Getting dressed is a big deal at this age. It's actually faster for us to allow Otis to dress himself than to face his resistance to our help.
In the morning Otis takes off his pajamas, picks out his own clothes and gets dressed. He starts by picking out his shirt and puts it on.
His shirts are all hanging on his low hanger. His shorts, pants and pajamas are in the large white basket. His socks and underwear are in the metal buckets next to the basket.
He selects fresh underwear and puts them on. He selects some shorts. He wears this pair often as they are the easiest ones he has to put on and take off.
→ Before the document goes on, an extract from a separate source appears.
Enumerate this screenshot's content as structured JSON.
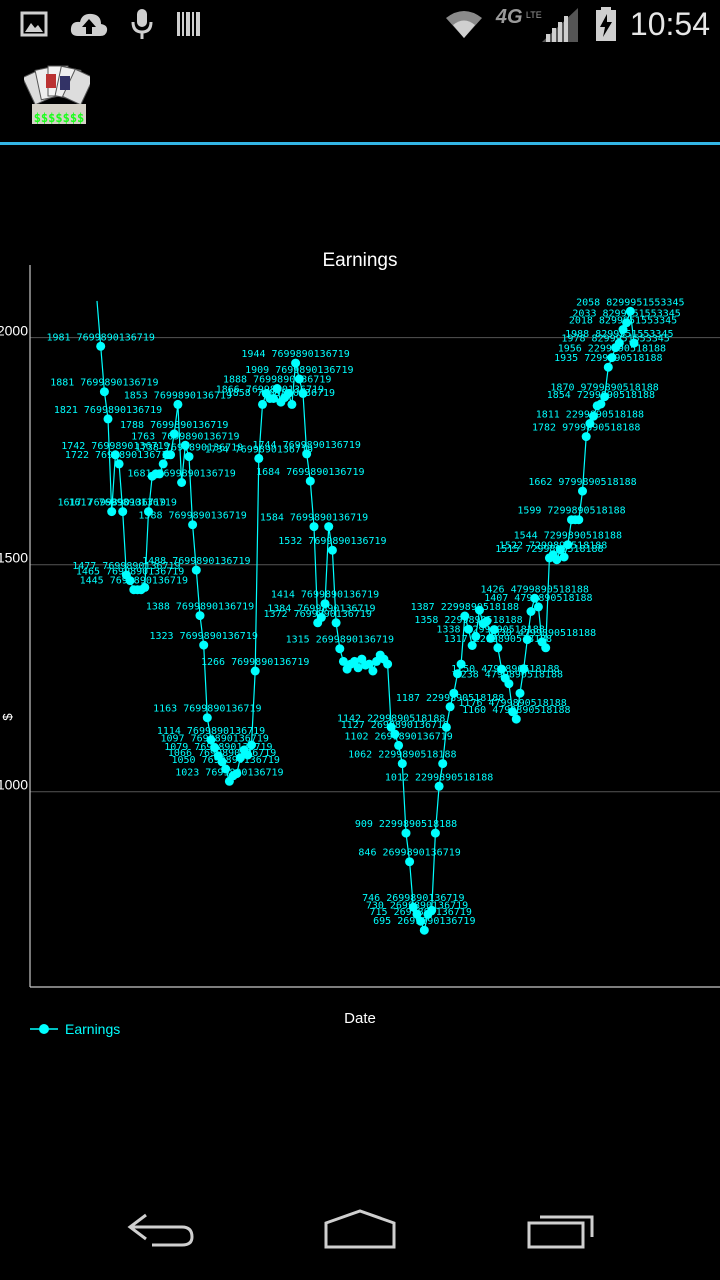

And then shoes. We peg them together to avoid him asking 'is this the wrong foot'! He will ask rather than put them on wrong. Otis has worn no other shoes than these sandals for a week. I will be reviewing them on the blog soon. They are handcrafted, comfortable and so easy for a toddler to put on and take off.
Then he declares he is 'ready!'.
If you are just getting started here are my tips!
Ensure clothes are easily accessible. Utilise low shelves and low hangers. Baskets and low drawers can be useful.
Allow access to a reasonable amount of clothing, not too many. It's unreasonable to expect a child to maintain order when there are excess clothes.
Leave the child plenty of time to get dressed, don't rush. The child will lose confidence if rushed or if you take over the dressing while they are in progress.
Encourage independence. Often once Otis gets started I leave the room so he will do as much as possible without relying on me for help. If they ask for help, do as little as possible, for example show them the arm hole, don't give up and start dressing them yourself.
Give child friendly options and set the child up for success. Buttons and zippers are often too difficult for a toddler, elastic waists are excellent.
Only present reasonable options (don't put out clothes you don't want them to wear) and increase the options as the child gets older.
If the child dresses unreasonably suggest a jumper/warmer clothing, take them outside and if necessary pack a jumper/warmer clothing if going out. Teach responsibility.
As the child gets older (two is a perfect time for this) have them put out their laundry on wash day and allow them to assist in washing/hanging/pegging and putting away their own clothes.
Encouraging the child to dress themselves is worth it in the end. It may take longer initially but the more they do it the quicker they will become. Self dressing encourages the child to take care of their own clothing, coordination, concentration and independence. It increases body awareness and sense of self.
It's also never too late to teach your child to self dress. Otis took ages before he could put on his shoes himself and still needs help on occassion getting his arms and legs into the right holes and putting his clothes on the right way!